Mas por alguns momentos eu fui feliz... Pude passear em Málaga, vi o centro da cidade... vi golfinhos no porto. Foi legal. Foi bom enquanto durou.
Nesse momento estou na escada da lavanderia do navio, porque o sinal aqui é melhor. Mas o navio tá balançando muito e estou com vontade de vomitar. Ai que horror!
Queria deixar um recado pra Carla, que está em recuperação! Torço por vc! Bjos! (eu sei que ela também adora ler as besteiras que escrevo).
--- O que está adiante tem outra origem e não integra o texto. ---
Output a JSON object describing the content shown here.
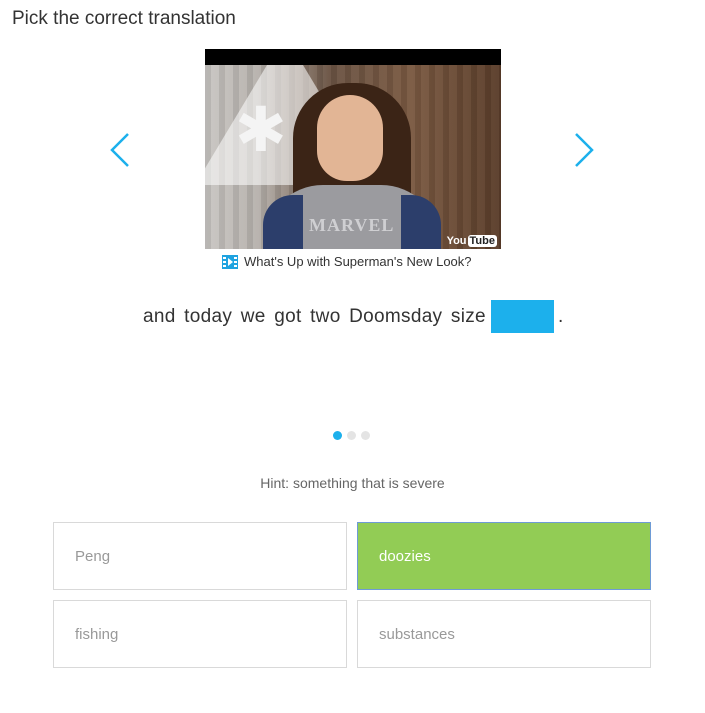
{
  "page": {
    "title": "Pick the correct translation"
  },
  "carousel": {
    "prev_icon": "chevron-left-icon",
    "next_icon": "chevron-right-icon",
    "accent_color": "#1cb0ec",
    "active_slide": 1,
    "slide_count": 3
  },
  "video": {
    "shirt_text": "MARVEL",
    "badge_you": "You",
    "badge_tube": "Tube",
    "caption_icon": "film-icon",
    "caption": "What's Up with Superman's New Look?"
  },
  "sentence": {
    "text": "and today we got two Doomsday size",
    "end": "."
  },
  "hint": "Hint: something that is severe",
  "options": [
    {
      "label": "Peng",
      "selected": false
    },
    {
      "label": "doozies",
      "selected": true,
      "color": "#92cc55"
    },
    {
      "label": "fishing",
      "selected": false
    },
    {
      "label": "substances",
      "selected": false
    }
  ]
}
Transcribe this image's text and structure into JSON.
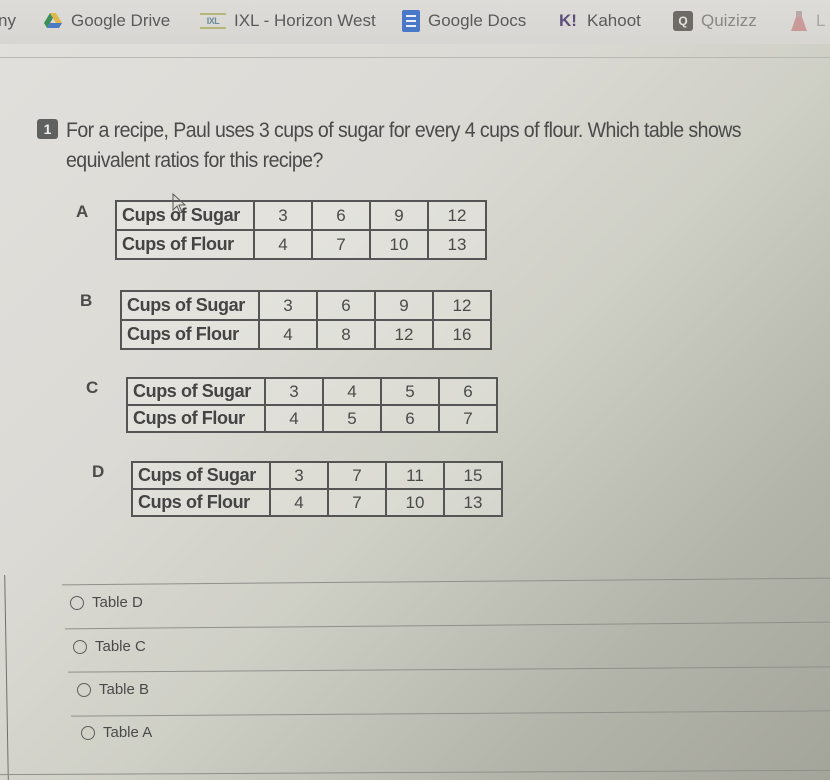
{
  "bookmarks": [
    {
      "label": "ny",
      "icon": "none"
    },
    {
      "label": "Google Drive",
      "icon": "google-drive-icon"
    },
    {
      "label": "IXL - Horizon West",
      "icon": "ixl-icon",
      "icon_text": "IXL"
    },
    {
      "label": "Google Docs",
      "icon": "google-docs-icon"
    },
    {
      "label": "Kahoot",
      "icon": "kahoot-icon",
      "icon_text": "K!"
    },
    {
      "label": "Quizizz",
      "icon": "quizizz-icon",
      "icon_text": "Q"
    },
    {
      "label": "L",
      "icon": "lab-flask-icon"
    }
  ],
  "question": {
    "number": "1",
    "text": "For a recipe, Paul uses 3 cups of sugar for every 4 cups of flour. Which table shows equivalent ratios for this recipe?"
  },
  "tables": [
    {
      "letter": "A",
      "rows": [
        {
          "label": "Cups of Sugar",
          "values": [
            "3",
            "6",
            "9",
            "12"
          ]
        },
        {
          "label": "Cups of Flour",
          "values": [
            "4",
            "7",
            "10",
            "13"
          ]
        }
      ]
    },
    {
      "letter": "B",
      "rows": [
        {
          "label": "Cups of Sugar",
          "values": [
            "3",
            "6",
            "9",
            "12"
          ]
        },
        {
          "label": "Cups of Flour",
          "values": [
            "4",
            "8",
            "12",
            "16"
          ]
        }
      ]
    },
    {
      "letter": "C",
      "rows": [
        {
          "label": "Cups of Sugar",
          "values": [
            "3",
            "4",
            "5",
            "6"
          ]
        },
        {
          "label": "Cups of Flour",
          "values": [
            "4",
            "5",
            "6",
            "7"
          ]
        }
      ]
    },
    {
      "letter": "D",
      "rows": [
        {
          "label": "Cups of Sugar",
          "values": [
            "3",
            "7",
            "11",
            "15"
          ]
        },
        {
          "label": "Cups of Flour",
          "values": [
            "4",
            "7",
            "10",
            "13"
          ]
        }
      ]
    }
  ],
  "answers": [
    {
      "label": "Table D",
      "selected": false
    },
    {
      "label": "Table C",
      "selected": false
    },
    {
      "label": "Table B",
      "selected": false
    },
    {
      "label": "Table A",
      "selected": false
    }
  ],
  "colors": {
    "question_badge": "#5f6160",
    "docs_icon": "#4a78c9",
    "kahoot_icon": "#5d4f7a"
  }
}
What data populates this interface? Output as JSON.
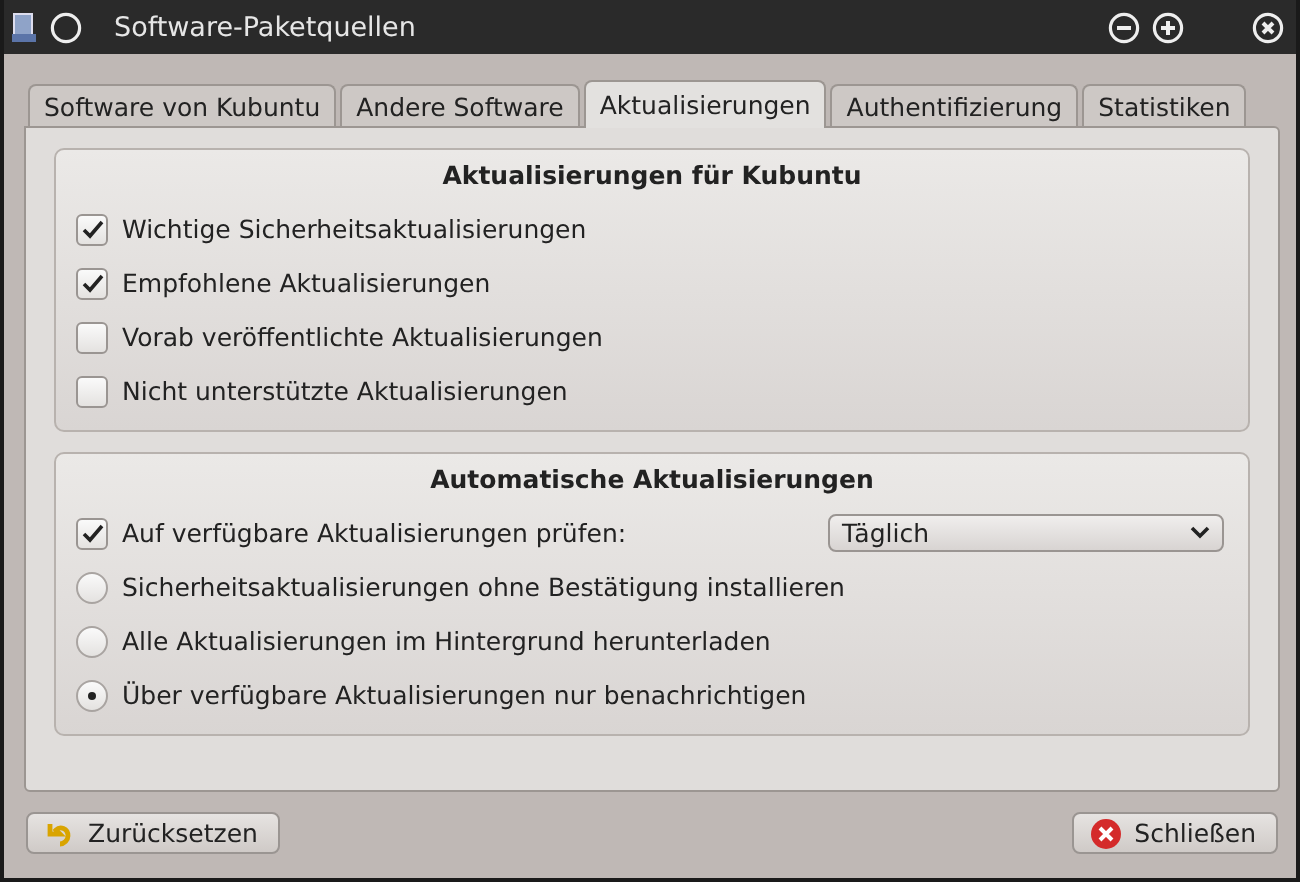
{
  "window": {
    "title": "Software-Paketquellen"
  },
  "tabs": [
    {
      "label": "Software von Kubuntu",
      "selected": false
    },
    {
      "label": "Andere Software",
      "selected": false
    },
    {
      "label": "Aktualisierungen",
      "selected": true
    },
    {
      "label": "Authentifizierung",
      "selected": false
    },
    {
      "label": "Statistiken",
      "selected": false
    }
  ],
  "groups": [
    {
      "title": "Aktualisierungen für Kubuntu",
      "items": [
        {
          "kind": "checkbox",
          "label": "Wichtige Sicherheitsaktualisierungen",
          "checked": true
        },
        {
          "kind": "checkbox",
          "label": "Empfohlene Aktualisierungen",
          "checked": true
        },
        {
          "kind": "checkbox",
          "label": "Vorab veröffentlichte Aktualisierungen",
          "checked": false
        },
        {
          "kind": "checkbox",
          "label": "Nicht unterstützte Aktualisierungen",
          "checked": false
        }
      ]
    },
    {
      "title": "Automatische Aktualisierungen",
      "items": [
        {
          "kind": "checkbox",
          "label": "Auf verfügbare Aktualisierungen prüfen:",
          "checked": true,
          "select": {
            "value": "Täglich"
          }
        },
        {
          "kind": "radio",
          "label": "Sicherheitsaktualisierungen ohne Bestätigung installieren",
          "selected": false
        },
        {
          "kind": "radio",
          "label": "Alle Aktualisierungen im Hintergrund herunterladen",
          "selected": false
        },
        {
          "kind": "radio",
          "label": "Über verfügbare Aktualisierungen nur benachrichtigen",
          "selected": true
        }
      ]
    }
  ],
  "buttons": [
    {
      "kind": "reset",
      "label": "Zurücksetzen"
    },
    {
      "kind": "close",
      "label": "Schließen"
    }
  ]
}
terça-feira, 14 de setembro de 2010

Ahhhhhhhh!

Está chegando o crossing!!!!!!!!
Dia 20 de setembro partiremos em direção ao Brasil! Nossa, agora temos que aproveitar para descansar (descansar???? Hahahahaha) porque a temporada que está por vir é pesada. No Brasil, o Armonia ficará durante 5 meses. Nesse tempo, serão mini cruzeiros (com duração de 3 dias). É uma loucura. E dá medo, porque o que se sabe é assustador. O trabalho é árduo, complicado, difícil... tem que ser muito forte.
Agora estou sozinha aqui. Meu excelentíssimo retornou ao Brasil. Esse tempinho que passamos juntos foi muito legal, divertido e prazeroso. Coisas que não tinha e não sentia há muito tempo!
Para complicar tudo, temos uma nova Hotel Manager. Dizem que a mulher é o diabo (e acho que veste Prada, porque ela é chique demais). Então, meus capos estão estressados. Para quem não sabe, capo é como chamamos nossos chefes. Meu chefão é o Franco, um italiano que adora berrar e maltratar, mas que no fundo, bem no fundo, é gente boa. Aí tem os assistentes: Celso (filipino, o mais humano, que ama distribui stand by); o Putu (sim, esse é o nome dele – um indonesiano); e a Odette (de Madagascar, muito querida e exigente, adora uma conversa).
Voltando ao crossing, serão 19 dias viajando, sendo que cinco são sem ver terra nenhuma. Vai dar pra dormir todos os dias a tarde!!!! Eba.
Hoje não estou muito inspirada para escrever. To postando porque eu sei que minha irmã ama quando conto qualquer coisa. E to sem qualquer muita coisa pra contar... é porque ando um pouco tristinha, sozinha, jogada às traças!!!!! hehehehe...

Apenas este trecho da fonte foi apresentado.